Internet-Phänomen:Das Pop-Wunder aus Otterskirchen

Luna

Keine rosa Kleidchen: Alina Striedl weiß schon früh, dass sie lieber Sängerin statt Prinzessin werden will.

(Foto: Calvin Müller)

Alina Striedl ist 18 Jahre alt und lebt in der niederbayerischen Provinz. Über Nacht wurde Luna, wie sie sich als Sängerin nennt, auf Tiktok berühmt und schaffte es in die Charts - mit einem Lied über die Liebe zu anderen Frauen.

Von Stefan Sommer

Seit am 10. April 1969 ein Meteorit über Otterskirchen gesichtet wurde, bedachte die Weltöffentlichkeit die niederbayerische Gemeinde nicht direkt überschwänglich mit ihrer Aufmerksamkeit. Das könnte sich nun ändern: die Otterskirchenerin Alina Striedl hat im Keller ihres Elternhauses auf einem umfunktionierten Billardtisch einen Pophit geschrieben. Ihre Piano-Ballade "Verlierer" stand Ende 2020 auf Platz 3 der deutschen Charts. Ein Handyvideo, von ihr selbst spät nachts bei Tiktok hochgeladen, hatte das Stück in den sozialen Netzwerken vor die Augen von Millionen Menschen gespielt. Mit einer Akustik-Version des Songs "Highway" hat es Luna, wie sie sich als Künstlerin nennt, aktuell wieder in die Youtube-Trends geschafft. In Trainingsjacke und Basecap sitzt die Teenagerin im Musikvideo an einem Flügel und singt von schnellen Autos mit getönten Scheiben.
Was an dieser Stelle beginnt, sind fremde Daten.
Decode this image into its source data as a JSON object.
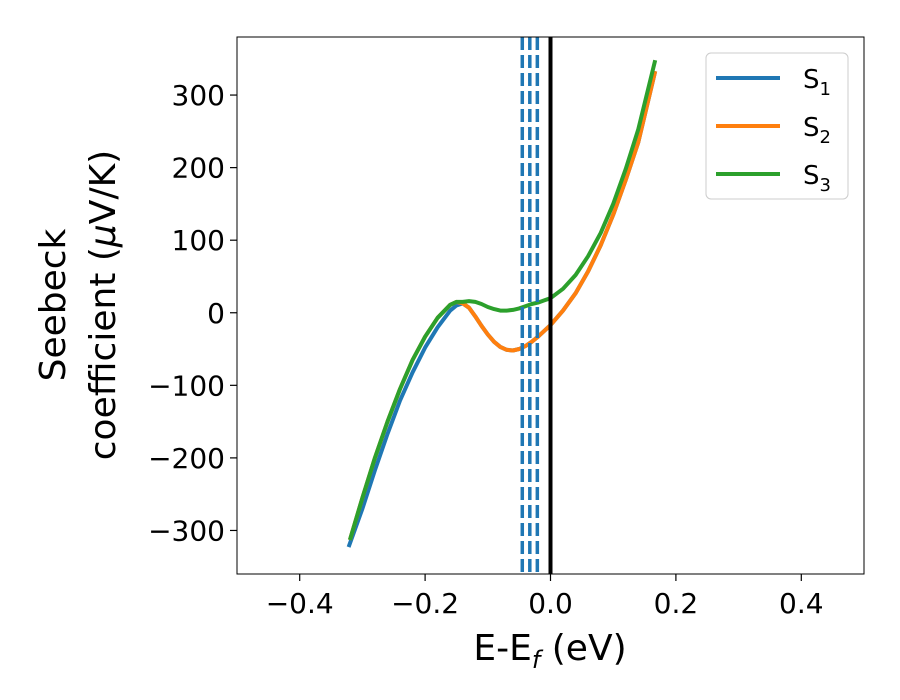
{
  "chart_data": {
    "type": "line",
    "xlabel": {
      "main": "E-E",
      "sub": "f",
      "tail": " (eV)"
    },
    "ylabel": {
      "line1": "Seebeck",
      "line2_pre": "coefficient  (",
      "line2_mu": "μ",
      "line2_post": "V/K)"
    },
    "xlim": [
      -0.5,
      0.5
    ],
    "ylim": [
      -360,
      380
    ],
    "xticks": [
      {
        "value": -0.4,
        "label": "−0.4"
      },
      {
        "value": -0.2,
        "label": "−0.2"
      },
      {
        "value": 0.0,
        "label": "0.0"
      },
      {
        "value": 0.2,
        "label": "0.2"
      },
      {
        "value": 0.4,
        "label": "0.4"
      }
    ],
    "yticks": [
      {
        "value": -300,
        "label": "−300"
      },
      {
        "value": -200,
        "label": "−200"
      },
      {
        "value": -100,
        "label": "−100"
      },
      {
        "value": 0,
        "label": "0"
      },
      {
        "value": 100,
        "label": "100"
      },
      {
        "value": 200,
        "label": "200"
      },
      {
        "value": 300,
        "label": "300"
      }
    ],
    "grid": false,
    "legend_position": "top-right",
    "fermi_line": {
      "x": 0.0,
      "color": "#000000"
    },
    "dashed_vlines": {
      "x": [
        -0.045,
        -0.033,
        -0.021
      ],
      "color": "#1f77b4"
    },
    "series": [
      {
        "name": "S",
        "sub": "1",
        "color": "#1f77b4",
        "x": [
          -0.322,
          -0.3,
          -0.28,
          -0.26,
          -0.24,
          -0.22,
          -0.2,
          -0.18,
          -0.16,
          -0.15,
          -0.14,
          -0.13,
          -0.12,
          -0.11,
          -0.1,
          -0.09,
          -0.08,
          -0.07,
          -0.06,
          -0.05,
          -0.04,
          -0.03,
          -0.02,
          -0.01,
          0.0,
          0.02,
          0.04,
          0.06,
          0.08,
          0.1,
          0.12,
          0.14,
          0.167
        ],
        "y": [
          -323,
          -270,
          -217,
          -167,
          -121,
          -82,
          -48,
          -20,
          3,
          10,
          13,
          7,
          -5,
          -18,
          -30,
          -40,
          -47,
          -51,
          -52,
          -50,
          -46,
          -40,
          -33,
          -25,
          -17,
          3,
          27,
          57,
          93,
          135,
          183,
          235,
          333
        ]
      },
      {
        "name": "S",
        "sub": "2",
        "color": "#ff7f0e",
        "x": [
          -0.32,
          -0.3,
          -0.28,
          -0.26,
          -0.24,
          -0.22,
          -0.2,
          -0.18,
          -0.16,
          -0.15,
          -0.14,
          -0.13,
          -0.12,
          -0.11,
          -0.1,
          -0.09,
          -0.08,
          -0.07,
          -0.06,
          -0.05,
          -0.04,
          -0.03,
          -0.02,
          -0.01,
          0.0,
          0.02,
          0.04,
          0.06,
          0.08,
          0.1,
          0.12,
          0.14,
          0.167
        ],
        "y": [
          -313,
          -255,
          -200,
          -150,
          -105,
          -65,
          -33,
          -7,
          11,
          15,
          13,
          7,
          -5,
          -18,
          -30,
          -40,
          -47,
          -51,
          -52,
          -50,
          -46,
          -40,
          -33,
          -25,
          -17,
          3,
          27,
          57,
          93,
          135,
          183,
          235,
          333
        ]
      },
      {
        "name": "S",
        "sub": "3",
        "color": "#2ca02c",
        "x": [
          -0.32,
          -0.3,
          -0.28,
          -0.26,
          -0.24,
          -0.22,
          -0.2,
          -0.18,
          -0.16,
          -0.15,
          -0.14,
          -0.13,
          -0.12,
          -0.11,
          -0.1,
          -0.09,
          -0.08,
          -0.07,
          -0.06,
          -0.05,
          -0.04,
          -0.03,
          -0.02,
          -0.01,
          0.0,
          0.02,
          0.04,
          0.06,
          0.08,
          0.1,
          0.12,
          0.14,
          0.167
        ],
        "y": [
          -313,
          -255,
          -200,
          -150,
          -105,
          -65,
          -33,
          -7,
          11,
          15,
          15,
          16,
          15,
          12,
          8,
          5,
          3,
          3,
          4,
          6,
          9,
          12,
          14,
          17,
          20,
          33,
          52,
          78,
          110,
          150,
          198,
          253,
          348
        ]
      }
    ]
  }
}
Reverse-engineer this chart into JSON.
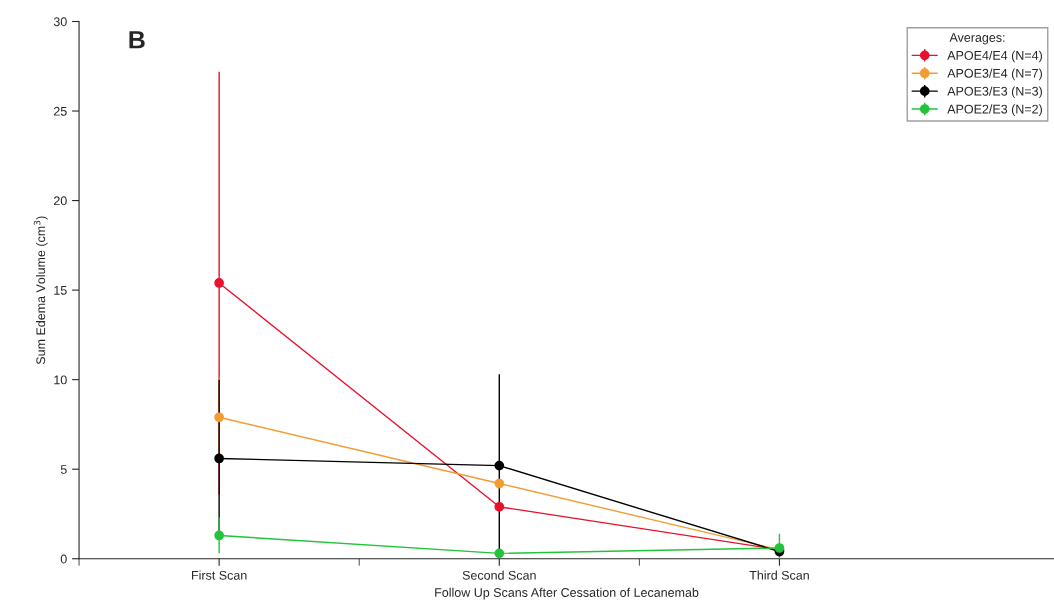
{
  "chart_data": {
    "type": "line",
    "categories": [
      "First Scan",
      "Second Scan",
      "Third Scan"
    ],
    "series": [
      {
        "name": "APOE4/E4 (N=4)",
        "color": "#e8112d",
        "values": [
          15.4,
          2.9,
          0.5
        ],
        "errors": [
          11.8,
          null,
          null
        ]
      },
      {
        "name": "APOE3/E4 (N=7)",
        "color": "#f39c33",
        "values": [
          7.9,
          4.2,
          0.5
        ],
        "errors": [
          2.2,
          null,
          null
        ]
      },
      {
        "name": "APOE3/E3 (N=3)",
        "color": "#000000",
        "values": [
          5.6,
          5.2,
          0.4
        ],
        "errors": [
          4.4,
          5.1,
          null
        ]
      },
      {
        "name": "APOE2/E3 (N=2)",
        "color": "#22c43a",
        "values": [
          1.3,
          0.3,
          0.6
        ],
        "errors": [
          1.0,
          null,
          0.8
        ]
      }
    ],
    "xlabel": "Follow Up Scans After Cessation of Lecanemab",
    "ylabel": "Sum Edema Volume (cm$^{3}$)",
    "legend_title": "Averages:",
    "annotations": [
      "B"
    ],
    "ylim": [
      0,
      30
    ],
    "yticks": [
      0,
      5,
      10,
      15,
      20,
      25,
      30
    ],
    "marker": "circle",
    "line_style": "solid",
    "grid": false,
    "legend": "top right"
  }
}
"Schon im Kindergarten war ich kein typisches Mädchen. Ich habe keine rosa Kleidchen getragen und anstatt Barbies, Autos bevorzugt", erzählt sie stolz. Am liebsten hätte sie aber damals schon, erinnert sie sich, auf dem Keyboard des Großvaters "rumgeklimpert". Zum Beweis zeigt sie ein Foto aus dem Familienarchiv, auf dem sie mit breitem Zahnspangenlächeln in der großelterlichen Garage zur Tat schreitet. Alina Striedl weiß früh, dass sie nicht Prinzessin, sondern Sängerin wer-den will. Als Zehnjährige nimmt sie Klavierunterricht. Mit Tutorials bringt sie sich neben der Schule bei, wie man Berge an Boxen, Monitoren und Mischpulten zu einem Studio verkabelt.

Jeden 24. Dezember bekommt sie neue Arbeit. "Zu Weihnachten habe ich mir jedes Jahr Equipment gewünscht - und so kam mit der Zeit immer mehr dazu." Trotz harter Arbeit, bleibt Lunas großer Durchbruch lange aus. Mit ihrem Song "Verlierer" ändert sich das im Dezember 2020 über Nacht. Das wacklige Handyvideo eines Mädchens am Klavier, das sie ohne jede Werbekampagne beim chinesischen Videoportal Tiktok hochlädt, geht um die Welt. Typisch für die Plattform singen Tausende ihre Zeilen in eigenen Videos anschließend nach. Den Hashtag #lunaverlierer nutzten Millionen User.

Luna Screenshot

Ein Handyvideo mit einem Mädchen am Klavier bringt Luna bei TikTok den Erfolg. Tausende singen ihre Zeilen nach.

(Foto: Screenshot/www.tiktok.com/@lunamusicc)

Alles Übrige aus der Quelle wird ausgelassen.